Commissioner for the Protection of Children’s Rights, Despo Michaelidou, has rightly demanded explanations regarding a child abuse case recently uncovered in Larnaca, where five children were reportedly subjected to years of abuse by parental figures.

The children, four girls and one boy, aged seven to 23, two of them from a different father, said they had suffered psychological and physical abuse. One of the girls had reportedly been sexually abused for ten years and all had been subjected forced labour on the family farm.

Among her queries, the commissioner asked how frequently and for how long social workers visited the family’s home, whether the children were interviewed without their parents present, whether investigations went beyond assessing their living conditions, and whether school visits were conducted or contact made with teachers regarding the children’s behaviour.

Amid this, the deputy minister for social welfare, aside from announcing an administrative investigation, has otherwise deflected the case onto the courts since the parents aged 48 and 41 were arrested.

More egregious, because the admin investigation will probably not end with anyone being fired and with a host of empty promises to do better by “setting up a committee”, the Isotitia union almost unbelievably tried to present the social workers as the victims.

They even went as far as staging a two-hour work stoppage.

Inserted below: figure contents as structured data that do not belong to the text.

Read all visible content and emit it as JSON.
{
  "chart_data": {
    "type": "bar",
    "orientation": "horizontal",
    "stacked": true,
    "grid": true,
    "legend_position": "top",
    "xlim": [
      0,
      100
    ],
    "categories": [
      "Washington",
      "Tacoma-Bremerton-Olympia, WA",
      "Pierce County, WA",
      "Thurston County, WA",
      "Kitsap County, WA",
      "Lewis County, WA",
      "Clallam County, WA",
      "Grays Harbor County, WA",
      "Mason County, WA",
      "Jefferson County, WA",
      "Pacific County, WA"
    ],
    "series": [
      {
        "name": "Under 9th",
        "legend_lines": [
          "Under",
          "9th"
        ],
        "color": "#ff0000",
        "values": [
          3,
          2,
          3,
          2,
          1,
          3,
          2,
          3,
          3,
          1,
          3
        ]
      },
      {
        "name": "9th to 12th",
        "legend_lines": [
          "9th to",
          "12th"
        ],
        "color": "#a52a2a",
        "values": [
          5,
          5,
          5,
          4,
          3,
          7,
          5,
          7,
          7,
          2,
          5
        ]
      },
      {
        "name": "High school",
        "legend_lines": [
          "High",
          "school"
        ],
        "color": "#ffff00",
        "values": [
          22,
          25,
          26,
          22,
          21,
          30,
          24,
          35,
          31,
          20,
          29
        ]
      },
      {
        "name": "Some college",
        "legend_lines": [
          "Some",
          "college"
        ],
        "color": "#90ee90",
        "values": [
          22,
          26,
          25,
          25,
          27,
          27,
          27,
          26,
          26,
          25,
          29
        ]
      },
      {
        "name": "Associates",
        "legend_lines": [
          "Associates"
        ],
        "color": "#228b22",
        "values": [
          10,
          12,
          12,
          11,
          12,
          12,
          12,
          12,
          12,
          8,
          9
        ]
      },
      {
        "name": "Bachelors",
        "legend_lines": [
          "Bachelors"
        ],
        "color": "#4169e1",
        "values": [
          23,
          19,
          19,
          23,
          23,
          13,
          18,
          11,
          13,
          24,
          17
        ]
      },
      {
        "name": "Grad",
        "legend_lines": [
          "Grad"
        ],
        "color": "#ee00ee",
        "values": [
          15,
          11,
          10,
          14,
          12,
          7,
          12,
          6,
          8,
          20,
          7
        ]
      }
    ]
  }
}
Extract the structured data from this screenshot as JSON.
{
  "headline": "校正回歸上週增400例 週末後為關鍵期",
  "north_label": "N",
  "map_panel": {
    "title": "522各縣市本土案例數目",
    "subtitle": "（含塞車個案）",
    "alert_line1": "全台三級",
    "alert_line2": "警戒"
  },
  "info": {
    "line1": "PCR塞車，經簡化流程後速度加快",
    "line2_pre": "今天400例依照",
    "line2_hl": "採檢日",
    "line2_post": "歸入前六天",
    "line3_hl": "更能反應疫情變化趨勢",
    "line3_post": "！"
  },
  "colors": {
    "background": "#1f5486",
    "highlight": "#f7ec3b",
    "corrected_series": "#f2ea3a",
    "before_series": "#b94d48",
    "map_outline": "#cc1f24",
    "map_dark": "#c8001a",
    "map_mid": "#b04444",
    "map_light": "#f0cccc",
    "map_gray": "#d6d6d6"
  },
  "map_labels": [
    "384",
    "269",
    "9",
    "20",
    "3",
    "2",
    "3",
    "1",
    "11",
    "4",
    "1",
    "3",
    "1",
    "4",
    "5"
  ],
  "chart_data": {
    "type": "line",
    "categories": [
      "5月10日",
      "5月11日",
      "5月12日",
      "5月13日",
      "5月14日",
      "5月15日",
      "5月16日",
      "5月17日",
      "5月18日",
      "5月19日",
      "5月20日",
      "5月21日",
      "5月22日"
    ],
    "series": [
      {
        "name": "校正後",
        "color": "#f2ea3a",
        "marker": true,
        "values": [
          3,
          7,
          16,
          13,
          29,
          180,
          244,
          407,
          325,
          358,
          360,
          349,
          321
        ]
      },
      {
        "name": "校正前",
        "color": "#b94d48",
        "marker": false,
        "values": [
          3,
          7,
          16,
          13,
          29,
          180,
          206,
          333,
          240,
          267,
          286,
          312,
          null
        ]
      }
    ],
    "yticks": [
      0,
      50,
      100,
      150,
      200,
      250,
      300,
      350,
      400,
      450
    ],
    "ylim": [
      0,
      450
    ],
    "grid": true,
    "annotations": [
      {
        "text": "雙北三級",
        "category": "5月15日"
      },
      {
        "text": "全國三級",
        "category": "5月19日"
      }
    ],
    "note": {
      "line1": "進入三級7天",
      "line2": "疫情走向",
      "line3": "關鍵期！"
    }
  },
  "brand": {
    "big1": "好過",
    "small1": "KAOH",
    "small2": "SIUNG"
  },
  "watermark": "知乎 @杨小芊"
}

Isotita said it also opposed the launch of the administrative investigation.

“The targeting of our colleagues continues… The responsibility for the pathologies of the system belongs exclusively to the state and its administration and we won’t allow the transfer of responsibilities to professionals who selflessly serve society,” the union said.

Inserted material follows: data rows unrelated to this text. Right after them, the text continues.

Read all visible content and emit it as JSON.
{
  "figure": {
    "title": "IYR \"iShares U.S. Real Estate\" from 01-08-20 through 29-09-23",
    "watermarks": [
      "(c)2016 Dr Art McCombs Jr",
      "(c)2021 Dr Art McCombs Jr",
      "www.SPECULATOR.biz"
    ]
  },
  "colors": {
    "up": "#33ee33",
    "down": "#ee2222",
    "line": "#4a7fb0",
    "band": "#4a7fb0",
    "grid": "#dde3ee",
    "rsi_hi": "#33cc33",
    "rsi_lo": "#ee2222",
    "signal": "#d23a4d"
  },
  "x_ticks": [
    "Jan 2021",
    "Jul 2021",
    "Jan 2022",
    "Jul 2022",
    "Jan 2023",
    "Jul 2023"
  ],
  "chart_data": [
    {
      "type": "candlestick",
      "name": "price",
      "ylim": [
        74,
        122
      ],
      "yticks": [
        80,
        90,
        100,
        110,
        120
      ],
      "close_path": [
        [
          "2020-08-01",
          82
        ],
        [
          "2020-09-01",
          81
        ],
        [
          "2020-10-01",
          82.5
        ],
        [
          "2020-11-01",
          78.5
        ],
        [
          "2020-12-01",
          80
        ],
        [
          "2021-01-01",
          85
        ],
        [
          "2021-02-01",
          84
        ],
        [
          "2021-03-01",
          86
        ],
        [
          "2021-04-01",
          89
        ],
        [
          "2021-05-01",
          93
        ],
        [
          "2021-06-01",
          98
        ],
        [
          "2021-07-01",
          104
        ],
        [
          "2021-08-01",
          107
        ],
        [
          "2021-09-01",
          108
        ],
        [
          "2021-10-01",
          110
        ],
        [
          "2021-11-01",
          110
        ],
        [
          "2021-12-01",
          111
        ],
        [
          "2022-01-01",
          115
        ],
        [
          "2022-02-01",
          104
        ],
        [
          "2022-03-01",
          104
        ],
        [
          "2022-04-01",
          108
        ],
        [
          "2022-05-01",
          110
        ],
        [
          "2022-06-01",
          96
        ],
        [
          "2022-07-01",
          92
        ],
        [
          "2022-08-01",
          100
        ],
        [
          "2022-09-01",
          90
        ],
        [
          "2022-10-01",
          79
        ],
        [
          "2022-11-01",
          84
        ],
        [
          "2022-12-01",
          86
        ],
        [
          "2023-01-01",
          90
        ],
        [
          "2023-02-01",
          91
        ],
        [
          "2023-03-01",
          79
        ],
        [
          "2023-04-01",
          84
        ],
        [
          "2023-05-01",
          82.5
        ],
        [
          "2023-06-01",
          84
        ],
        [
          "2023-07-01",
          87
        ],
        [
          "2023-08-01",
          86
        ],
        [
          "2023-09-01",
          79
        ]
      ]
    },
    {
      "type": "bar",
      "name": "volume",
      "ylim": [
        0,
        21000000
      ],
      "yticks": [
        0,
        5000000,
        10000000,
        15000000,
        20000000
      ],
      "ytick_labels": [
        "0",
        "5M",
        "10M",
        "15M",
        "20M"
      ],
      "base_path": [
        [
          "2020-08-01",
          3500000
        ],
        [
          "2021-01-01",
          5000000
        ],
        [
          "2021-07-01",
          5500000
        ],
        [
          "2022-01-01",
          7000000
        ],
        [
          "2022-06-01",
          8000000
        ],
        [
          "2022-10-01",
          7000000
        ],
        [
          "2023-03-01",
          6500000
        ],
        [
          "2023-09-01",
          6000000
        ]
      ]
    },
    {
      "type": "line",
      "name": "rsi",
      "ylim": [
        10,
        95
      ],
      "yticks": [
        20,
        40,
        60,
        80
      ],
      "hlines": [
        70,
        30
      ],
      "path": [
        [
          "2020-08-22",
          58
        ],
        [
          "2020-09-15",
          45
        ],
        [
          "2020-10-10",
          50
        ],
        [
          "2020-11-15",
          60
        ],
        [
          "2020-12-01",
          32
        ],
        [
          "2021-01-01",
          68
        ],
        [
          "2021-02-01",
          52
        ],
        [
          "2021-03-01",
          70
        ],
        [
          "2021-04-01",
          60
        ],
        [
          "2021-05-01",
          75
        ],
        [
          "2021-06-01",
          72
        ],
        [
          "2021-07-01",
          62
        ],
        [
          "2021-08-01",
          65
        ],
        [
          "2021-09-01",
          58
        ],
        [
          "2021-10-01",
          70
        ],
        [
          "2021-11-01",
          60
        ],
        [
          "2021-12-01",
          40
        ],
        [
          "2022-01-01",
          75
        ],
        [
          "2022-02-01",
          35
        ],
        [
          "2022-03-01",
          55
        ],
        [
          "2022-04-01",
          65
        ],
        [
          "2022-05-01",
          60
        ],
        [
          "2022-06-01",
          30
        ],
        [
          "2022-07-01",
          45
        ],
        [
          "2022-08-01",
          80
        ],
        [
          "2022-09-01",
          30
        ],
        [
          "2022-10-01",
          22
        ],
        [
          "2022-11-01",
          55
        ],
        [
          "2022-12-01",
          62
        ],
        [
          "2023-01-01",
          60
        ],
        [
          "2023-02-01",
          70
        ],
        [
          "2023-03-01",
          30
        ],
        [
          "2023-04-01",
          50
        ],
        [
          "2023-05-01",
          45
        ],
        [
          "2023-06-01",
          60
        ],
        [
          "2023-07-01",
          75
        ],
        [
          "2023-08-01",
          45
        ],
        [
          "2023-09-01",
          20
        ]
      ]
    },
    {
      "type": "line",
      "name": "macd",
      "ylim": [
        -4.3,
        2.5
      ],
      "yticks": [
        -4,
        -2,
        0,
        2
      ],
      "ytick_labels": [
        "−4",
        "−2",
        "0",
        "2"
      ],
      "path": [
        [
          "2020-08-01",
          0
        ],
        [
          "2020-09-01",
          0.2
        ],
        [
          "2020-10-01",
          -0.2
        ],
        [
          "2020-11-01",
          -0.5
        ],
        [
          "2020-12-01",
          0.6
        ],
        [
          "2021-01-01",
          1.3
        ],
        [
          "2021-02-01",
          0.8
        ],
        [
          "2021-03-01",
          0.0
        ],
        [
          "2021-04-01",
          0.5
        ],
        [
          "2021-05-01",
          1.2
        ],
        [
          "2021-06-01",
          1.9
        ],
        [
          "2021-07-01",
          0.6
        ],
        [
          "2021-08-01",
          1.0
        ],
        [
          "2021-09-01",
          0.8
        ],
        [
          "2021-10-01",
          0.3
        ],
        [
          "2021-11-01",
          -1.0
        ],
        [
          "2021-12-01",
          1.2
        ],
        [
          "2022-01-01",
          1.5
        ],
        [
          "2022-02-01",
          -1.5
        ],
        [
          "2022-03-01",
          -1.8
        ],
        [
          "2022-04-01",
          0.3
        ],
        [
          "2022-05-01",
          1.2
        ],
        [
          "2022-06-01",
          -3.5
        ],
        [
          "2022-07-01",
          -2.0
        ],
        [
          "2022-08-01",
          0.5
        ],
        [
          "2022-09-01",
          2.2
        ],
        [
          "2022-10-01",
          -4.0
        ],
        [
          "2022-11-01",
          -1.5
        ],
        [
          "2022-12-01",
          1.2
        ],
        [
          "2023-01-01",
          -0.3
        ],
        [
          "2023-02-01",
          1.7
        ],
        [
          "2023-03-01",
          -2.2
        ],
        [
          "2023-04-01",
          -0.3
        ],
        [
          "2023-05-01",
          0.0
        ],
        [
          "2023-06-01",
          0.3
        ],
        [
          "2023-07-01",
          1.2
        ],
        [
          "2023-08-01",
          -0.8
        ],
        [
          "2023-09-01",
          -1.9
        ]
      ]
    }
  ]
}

If this particular case had gone totally under the radar due to the fault of the state in terms of staffing or lack of financial resources, the union’s position might hold some water but this wasn’t the case.
Fellow villagers had turned to the social welfare service to report the alleged abuse of the children before the case was made public, suggesting that the service had not taken sufficient measures to protect the children.

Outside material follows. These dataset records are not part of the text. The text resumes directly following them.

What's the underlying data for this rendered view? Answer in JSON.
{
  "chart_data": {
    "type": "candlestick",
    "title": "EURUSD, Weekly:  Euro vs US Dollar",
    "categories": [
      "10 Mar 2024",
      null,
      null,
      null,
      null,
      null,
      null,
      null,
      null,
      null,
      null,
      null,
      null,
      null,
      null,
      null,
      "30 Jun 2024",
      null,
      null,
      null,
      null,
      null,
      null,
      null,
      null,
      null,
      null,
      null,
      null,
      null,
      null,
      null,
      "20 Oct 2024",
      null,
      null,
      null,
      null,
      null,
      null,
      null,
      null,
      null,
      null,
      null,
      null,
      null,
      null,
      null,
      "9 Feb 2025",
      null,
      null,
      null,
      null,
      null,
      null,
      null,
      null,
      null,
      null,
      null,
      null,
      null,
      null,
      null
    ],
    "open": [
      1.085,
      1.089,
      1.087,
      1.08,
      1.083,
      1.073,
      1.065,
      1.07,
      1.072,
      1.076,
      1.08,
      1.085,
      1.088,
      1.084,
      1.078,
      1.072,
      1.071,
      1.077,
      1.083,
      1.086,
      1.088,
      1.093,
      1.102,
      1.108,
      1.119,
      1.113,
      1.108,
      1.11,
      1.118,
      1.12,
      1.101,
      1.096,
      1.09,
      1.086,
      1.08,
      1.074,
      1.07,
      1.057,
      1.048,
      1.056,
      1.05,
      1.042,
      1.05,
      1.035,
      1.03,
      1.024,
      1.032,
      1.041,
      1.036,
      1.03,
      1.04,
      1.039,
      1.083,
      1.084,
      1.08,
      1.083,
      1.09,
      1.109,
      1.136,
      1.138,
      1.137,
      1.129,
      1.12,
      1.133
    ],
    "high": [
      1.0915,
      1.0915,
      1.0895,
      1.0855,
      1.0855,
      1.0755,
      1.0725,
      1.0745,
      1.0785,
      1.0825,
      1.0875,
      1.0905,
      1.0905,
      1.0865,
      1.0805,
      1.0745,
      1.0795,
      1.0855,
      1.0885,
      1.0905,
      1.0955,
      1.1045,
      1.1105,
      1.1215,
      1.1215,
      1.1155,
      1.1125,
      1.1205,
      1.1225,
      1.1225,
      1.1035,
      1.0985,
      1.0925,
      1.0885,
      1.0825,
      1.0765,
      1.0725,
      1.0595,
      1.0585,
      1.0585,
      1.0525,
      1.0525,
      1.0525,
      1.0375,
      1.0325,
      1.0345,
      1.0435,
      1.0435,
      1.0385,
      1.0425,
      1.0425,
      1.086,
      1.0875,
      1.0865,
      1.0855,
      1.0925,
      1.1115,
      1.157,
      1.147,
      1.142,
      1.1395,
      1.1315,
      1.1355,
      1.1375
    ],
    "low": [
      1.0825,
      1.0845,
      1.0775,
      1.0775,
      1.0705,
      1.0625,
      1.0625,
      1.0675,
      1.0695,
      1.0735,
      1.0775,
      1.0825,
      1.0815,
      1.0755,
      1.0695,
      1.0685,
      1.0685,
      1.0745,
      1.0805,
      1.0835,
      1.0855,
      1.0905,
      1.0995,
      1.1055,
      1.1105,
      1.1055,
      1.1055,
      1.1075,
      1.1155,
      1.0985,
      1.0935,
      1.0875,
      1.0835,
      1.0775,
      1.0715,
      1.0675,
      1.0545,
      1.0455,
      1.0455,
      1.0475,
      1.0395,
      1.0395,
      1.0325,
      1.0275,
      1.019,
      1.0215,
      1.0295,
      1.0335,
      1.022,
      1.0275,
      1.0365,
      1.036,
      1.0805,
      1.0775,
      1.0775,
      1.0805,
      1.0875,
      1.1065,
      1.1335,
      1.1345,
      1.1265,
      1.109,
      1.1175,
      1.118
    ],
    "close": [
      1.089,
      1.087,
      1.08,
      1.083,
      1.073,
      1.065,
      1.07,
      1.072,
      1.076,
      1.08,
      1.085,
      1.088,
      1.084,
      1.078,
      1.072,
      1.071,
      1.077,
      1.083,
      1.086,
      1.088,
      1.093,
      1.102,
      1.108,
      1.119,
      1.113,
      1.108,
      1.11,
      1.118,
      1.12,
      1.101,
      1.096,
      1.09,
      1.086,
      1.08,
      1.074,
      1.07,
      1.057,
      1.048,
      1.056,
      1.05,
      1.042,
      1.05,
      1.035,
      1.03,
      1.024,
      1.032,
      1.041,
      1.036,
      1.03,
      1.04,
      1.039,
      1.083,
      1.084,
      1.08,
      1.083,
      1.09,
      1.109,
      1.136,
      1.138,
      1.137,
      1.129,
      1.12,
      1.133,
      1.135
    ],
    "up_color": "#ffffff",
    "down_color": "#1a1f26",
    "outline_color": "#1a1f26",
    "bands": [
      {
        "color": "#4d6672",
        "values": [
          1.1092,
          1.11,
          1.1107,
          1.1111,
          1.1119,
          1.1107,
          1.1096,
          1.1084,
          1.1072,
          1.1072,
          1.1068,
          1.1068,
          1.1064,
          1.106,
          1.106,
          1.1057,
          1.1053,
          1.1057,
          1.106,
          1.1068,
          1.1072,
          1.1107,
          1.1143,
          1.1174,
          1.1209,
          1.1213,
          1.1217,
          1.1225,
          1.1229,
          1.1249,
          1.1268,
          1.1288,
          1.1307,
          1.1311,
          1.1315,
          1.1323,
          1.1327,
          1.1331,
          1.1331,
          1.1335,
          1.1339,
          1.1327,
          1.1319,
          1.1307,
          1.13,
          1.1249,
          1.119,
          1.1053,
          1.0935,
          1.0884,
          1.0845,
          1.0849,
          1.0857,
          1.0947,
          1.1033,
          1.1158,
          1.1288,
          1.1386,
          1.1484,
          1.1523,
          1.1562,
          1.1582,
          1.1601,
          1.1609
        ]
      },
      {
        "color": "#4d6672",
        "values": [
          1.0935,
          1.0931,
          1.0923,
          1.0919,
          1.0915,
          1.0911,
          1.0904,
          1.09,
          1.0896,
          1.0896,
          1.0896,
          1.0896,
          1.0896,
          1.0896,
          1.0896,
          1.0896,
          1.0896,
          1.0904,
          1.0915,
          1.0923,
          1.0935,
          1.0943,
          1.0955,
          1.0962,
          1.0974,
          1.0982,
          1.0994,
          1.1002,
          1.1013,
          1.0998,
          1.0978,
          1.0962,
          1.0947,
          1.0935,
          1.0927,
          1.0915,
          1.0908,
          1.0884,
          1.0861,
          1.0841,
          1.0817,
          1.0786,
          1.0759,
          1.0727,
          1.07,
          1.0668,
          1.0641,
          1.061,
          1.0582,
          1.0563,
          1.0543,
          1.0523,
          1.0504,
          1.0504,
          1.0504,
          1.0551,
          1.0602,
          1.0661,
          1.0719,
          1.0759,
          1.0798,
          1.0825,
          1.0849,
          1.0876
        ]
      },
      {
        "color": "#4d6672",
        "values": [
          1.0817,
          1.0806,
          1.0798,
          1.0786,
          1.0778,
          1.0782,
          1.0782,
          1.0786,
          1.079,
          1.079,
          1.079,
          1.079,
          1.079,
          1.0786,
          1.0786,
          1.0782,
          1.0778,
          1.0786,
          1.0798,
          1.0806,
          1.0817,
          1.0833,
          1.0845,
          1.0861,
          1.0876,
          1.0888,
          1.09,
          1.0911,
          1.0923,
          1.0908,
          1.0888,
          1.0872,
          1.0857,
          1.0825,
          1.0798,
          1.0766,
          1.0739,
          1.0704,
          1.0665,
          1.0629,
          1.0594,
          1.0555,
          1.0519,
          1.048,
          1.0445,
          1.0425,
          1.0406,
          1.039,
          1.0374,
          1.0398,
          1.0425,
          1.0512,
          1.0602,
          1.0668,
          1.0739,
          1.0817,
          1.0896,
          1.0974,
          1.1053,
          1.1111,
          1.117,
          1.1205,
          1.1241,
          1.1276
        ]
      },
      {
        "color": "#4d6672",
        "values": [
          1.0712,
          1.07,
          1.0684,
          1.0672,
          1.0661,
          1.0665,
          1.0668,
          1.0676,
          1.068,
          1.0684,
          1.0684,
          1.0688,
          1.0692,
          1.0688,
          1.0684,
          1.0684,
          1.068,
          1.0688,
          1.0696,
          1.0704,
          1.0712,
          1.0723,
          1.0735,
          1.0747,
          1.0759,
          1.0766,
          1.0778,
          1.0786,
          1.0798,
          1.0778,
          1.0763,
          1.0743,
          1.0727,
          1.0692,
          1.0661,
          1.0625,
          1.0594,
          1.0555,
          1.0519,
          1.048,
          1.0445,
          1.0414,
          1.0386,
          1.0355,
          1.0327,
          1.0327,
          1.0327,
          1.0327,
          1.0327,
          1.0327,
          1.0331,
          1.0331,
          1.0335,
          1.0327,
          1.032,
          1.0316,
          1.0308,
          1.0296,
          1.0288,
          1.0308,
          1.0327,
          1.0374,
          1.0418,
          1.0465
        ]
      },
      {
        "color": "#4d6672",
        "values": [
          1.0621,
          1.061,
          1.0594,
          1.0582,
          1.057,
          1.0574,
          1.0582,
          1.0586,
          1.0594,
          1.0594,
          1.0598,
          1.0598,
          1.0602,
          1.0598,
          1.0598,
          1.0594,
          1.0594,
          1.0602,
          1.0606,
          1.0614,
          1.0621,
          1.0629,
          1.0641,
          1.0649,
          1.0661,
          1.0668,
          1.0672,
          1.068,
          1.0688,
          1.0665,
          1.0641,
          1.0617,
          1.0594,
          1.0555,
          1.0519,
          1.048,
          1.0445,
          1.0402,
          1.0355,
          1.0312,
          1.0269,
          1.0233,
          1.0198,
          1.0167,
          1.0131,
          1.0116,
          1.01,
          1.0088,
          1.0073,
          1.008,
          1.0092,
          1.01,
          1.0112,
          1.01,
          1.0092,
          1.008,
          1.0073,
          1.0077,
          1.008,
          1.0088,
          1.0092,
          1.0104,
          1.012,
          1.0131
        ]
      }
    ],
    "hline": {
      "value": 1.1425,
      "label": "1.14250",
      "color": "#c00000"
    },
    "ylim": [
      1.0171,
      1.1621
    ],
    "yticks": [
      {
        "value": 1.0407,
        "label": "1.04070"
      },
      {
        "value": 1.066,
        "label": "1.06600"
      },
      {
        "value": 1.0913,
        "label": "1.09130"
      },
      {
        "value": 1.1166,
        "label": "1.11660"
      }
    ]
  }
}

In fact, they had been monitoring the family for three years but will still probably claim they could not have known what was really going on. This is where the real failure of this case lies.

If in three years of visits and monitoring, you haven’t been able to gain the confidence of any of these five children, that they did not trust you enough to have to courage to tell you what was happening to them, that they couldn’t be sure they would be protected, it means you have not done your job.

The child commissioner was clear in this. She said that for a child to come forward, “a stable and trusted reference point is needed”. Visits and monitoring are clearly not enough.

Isotitia’s move in staging a work stoppage to defend the “poor social workers” was extremely bad judgement in the circumstances and has only served to direct even more criticism their way.